Should I prevent apcupsd from automatically shutting down "killpower" the UPS? Is this default behavior a bad thing?

Not necessarily. It depends on what else is on that UPS. If you've set up all the other machines on that UPS with an apcupsd client so that they have time to properly shutdown before the apcupsd server forces the UPS into hibernation, then this default behavior is fine, even desirable since it means that you won't have to wake the devices up later with an external WOL (wake-on-LAN) packet.

However, in my situation, I only have one UPS feeding my servers and my core network equipment (modem, router, wireless APs, and network switches) and I want them to stay up as long as possible, so I don't want apcupsd's default behavior.

But will my devices power back on automatically when the UPS has been shutdown and power is restored?

Yes, but you must have "AC Back" set to "Always" in your BIOS's power management options.
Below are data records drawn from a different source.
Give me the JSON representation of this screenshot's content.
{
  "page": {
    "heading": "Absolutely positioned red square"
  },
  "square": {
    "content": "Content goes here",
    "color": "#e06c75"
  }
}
Modern systems can detect a change in power state so that the loss of power to the PC, followed by the restoration of power, can automatically boot it (even when the system is fully shutdown).

This is what the apcupsd is banking on when it shuts down the UPS outlets. Later, when utility power is restored, the UPS outlets will power back on and the connected machines will sense this change in power state, prompting them to boot back up.
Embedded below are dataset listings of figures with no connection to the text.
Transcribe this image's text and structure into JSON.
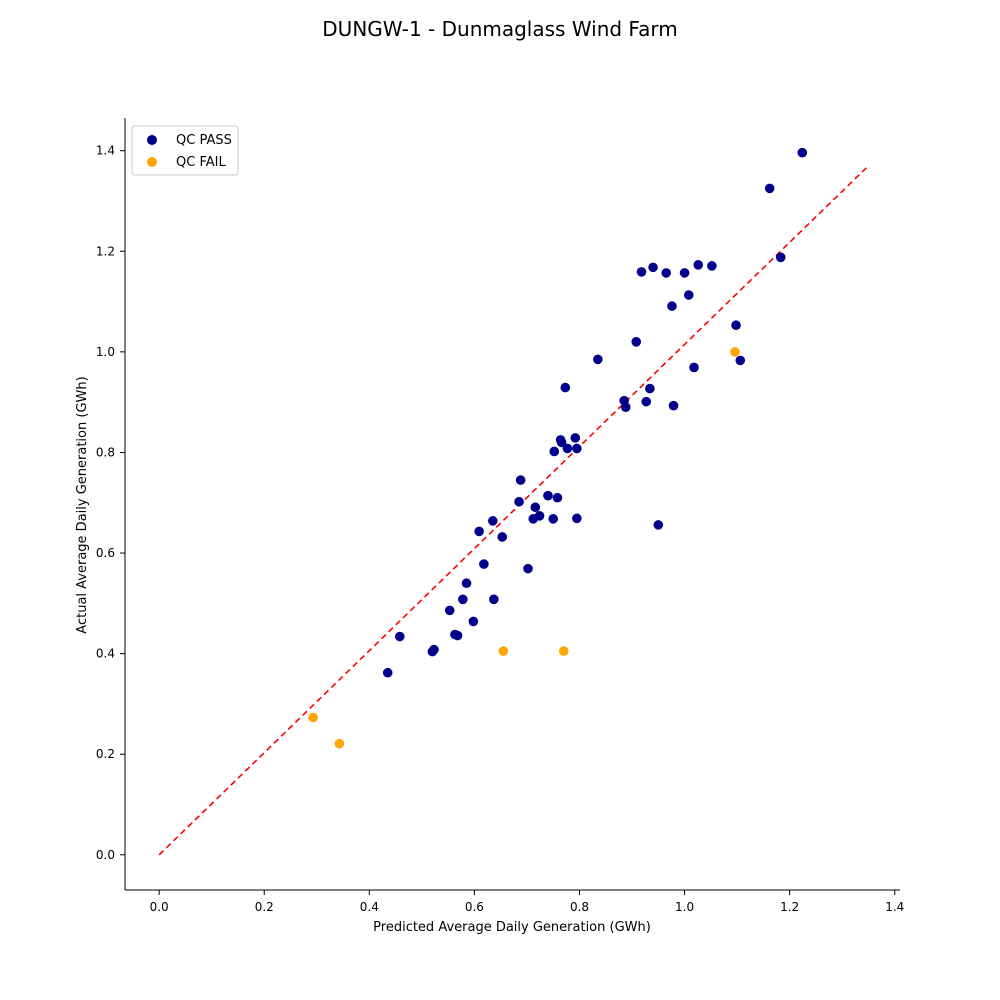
{
  "chart_data": {
    "type": "scatter",
    "title": "DUNGW-1 - Dunmaglass Wind Farm",
    "xlabel": "Predicted Average Daily Generation (GWh)",
    "ylabel": "Actual Average Daily Generation (GWh)",
    "xlim": [
      -0.065,
      1.41
    ],
    "ylim": [
      -0.07,
      1.465
    ],
    "xticks": [
      "0.0",
      "0.2",
      "0.4",
      "0.6",
      "0.8",
      "1.0",
      "1.2",
      "1.4"
    ],
    "yticks": [
      "0.0",
      "0.2",
      "0.4",
      "0.6",
      "0.8",
      "1.0",
      "1.2",
      "1.4"
    ],
    "grid": false,
    "legend_position": "top-left",
    "reference_line": {
      "style": "dashed",
      "color": "#ff0000",
      "x": [
        0.0,
        1.35
      ],
      "y": [
        0.0,
        1.37
      ]
    },
    "series": [
      {
        "name": "QC PASS",
        "color": "#00008b",
        "points": [
          [
            0.435,
            0.362
          ],
          [
            0.458,
            0.434
          ],
          [
            0.52,
            0.404
          ],
          [
            0.523,
            0.408
          ],
          [
            0.553,
            0.486
          ],
          [
            0.563,
            0.438
          ],
          [
            0.568,
            0.436
          ],
          [
            0.578,
            0.508
          ],
          [
            0.585,
            0.54
          ],
          [
            0.598,
            0.464
          ],
          [
            0.609,
            0.643
          ],
          [
            0.618,
            0.578
          ],
          [
            0.635,
            0.664
          ],
          [
            0.637,
            0.508
          ],
          [
            0.653,
            0.632
          ],
          [
            0.685,
            0.702
          ],
          [
            0.688,
            0.745
          ],
          [
            0.702,
            0.569
          ],
          [
            0.712,
            0.668
          ],
          [
            0.716,
            0.691
          ],
          [
            0.724,
            0.674
          ],
          [
            0.74,
            0.714
          ],
          [
            0.75,
            0.668
          ],
          [
            0.752,
            0.802
          ],
          [
            0.758,
            0.71
          ],
          [
            0.764,
            0.825
          ],
          [
            0.766,
            0.82
          ],
          [
            0.773,
            0.929
          ],
          [
            0.777,
            0.808
          ],
          [
            0.792,
            0.829
          ],
          [
            0.795,
            0.808
          ],
          [
            0.795,
            0.669
          ],
          [
            0.835,
            0.985
          ],
          [
            0.885,
            0.903
          ],
          [
            0.888,
            0.89
          ],
          [
            0.908,
            1.02
          ],
          [
            0.918,
            1.159
          ],
          [
            0.927,
            0.901
          ],
          [
            0.934,
            0.927
          ],
          [
            0.94,
            1.168
          ],
          [
            0.95,
            0.656
          ],
          [
            0.965,
            1.157
          ],
          [
            0.976,
            1.091
          ],
          [
            0.979,
            0.893
          ],
          [
            1.0,
            1.157
          ],
          [
            1.008,
            1.113
          ],
          [
            1.018,
            0.969
          ],
          [
            1.026,
            1.173
          ],
          [
            1.052,
            1.171
          ],
          [
            1.098,
            1.053
          ],
          [
            1.106,
            0.983
          ],
          [
            1.162,
            1.325
          ],
          [
            1.183,
            1.188
          ],
          [
            1.224,
            1.396
          ]
        ]
      },
      {
        "name": "QC FAIL",
        "color": "#ffa500",
        "points": [
          [
            0.293,
            0.273
          ],
          [
            0.343,
            0.221
          ],
          [
            0.655,
            0.405
          ],
          [
            0.77,
            0.405
          ],
          [
            1.096,
            1.0
          ]
        ]
      }
    ]
  }
}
How do I prevent apcupsd from automatically shutting down ("killpower") the UPS?

There's a couple of ways to prevent apcupsd from forcing the UPS into hibernation.

Right now, Debian uses a script in /lib/systemd/system-shutdown/apcupsd_shutdown and /usr/lib/systemd/system-shutdown/apcupsd_shutdown. You could remove those scripts, but they'll only come back in a future update. Instead, I recommend editing /etc/apcupsd/killpower to change exit 0 to exit 99. With this change (and the rest of the script above it commented out, which it is by default), apccontrol will only run our "customized" script, effectively nerfing it.

I'm running apcupsd in an NIS server/client (master/slave) configuration. Does this mean that the apcupsd client will shutdown/killpower the UPS and take out power to my other devices?

No. In my testing with a Proxmox server configured as an apcupsd client/slave (UPSCABLE ether and UPSTYPE net), the apcupsd daemon appears unable to shutdown the UPS/force it into hibernation.

I tested this by unplugging the UPS with my apcupsd master/server still up and setting an incredibly low threshold for shutdown on my Proxmox/Debian apcupsd client. The apcupsd client successfully shutdown, while the apcupsd master server did not. All of the devices on both sides of the UPS maintained stayed on, indicating that power was not lost. Even after allowing for a 90 second delay (APC's default).

If I'm running apcupsd in an NIS server/client configuration, and the master NIS server shuts down first, will the client also shutdown?

According to the documentation, in theory, yes:

Any client run using the Net driver will shutdown when its own timers expire or when the NIS server shuts down, whichever occurs first.
Source: APCUPSD User Manual

However, in my own testing, I have found this to not be the case, at least not in Debian/Proxmox. Shutting down the master server, I do start firing the commfailure events on the client. However apccontrol doesn't seem to do anything with them, even after ten minutes. And I don't see anything in appcontrol where I would expect it to do anything either, so I don't think I'm missing anything either.

In other words, in Debian/Proxmox, if the master NIS server shuts down, the clients will not.

Causes? It's entirely possible that Debian doesn't use Net driver with apcupsd. Or maybe the APCUPSD user manual is talking about shutting down its own NIS server on the client...but that would be weird.

Hopefully you've found these apcupsd questions and answers useful, so you don't have to spend hours trying to track them down on Google.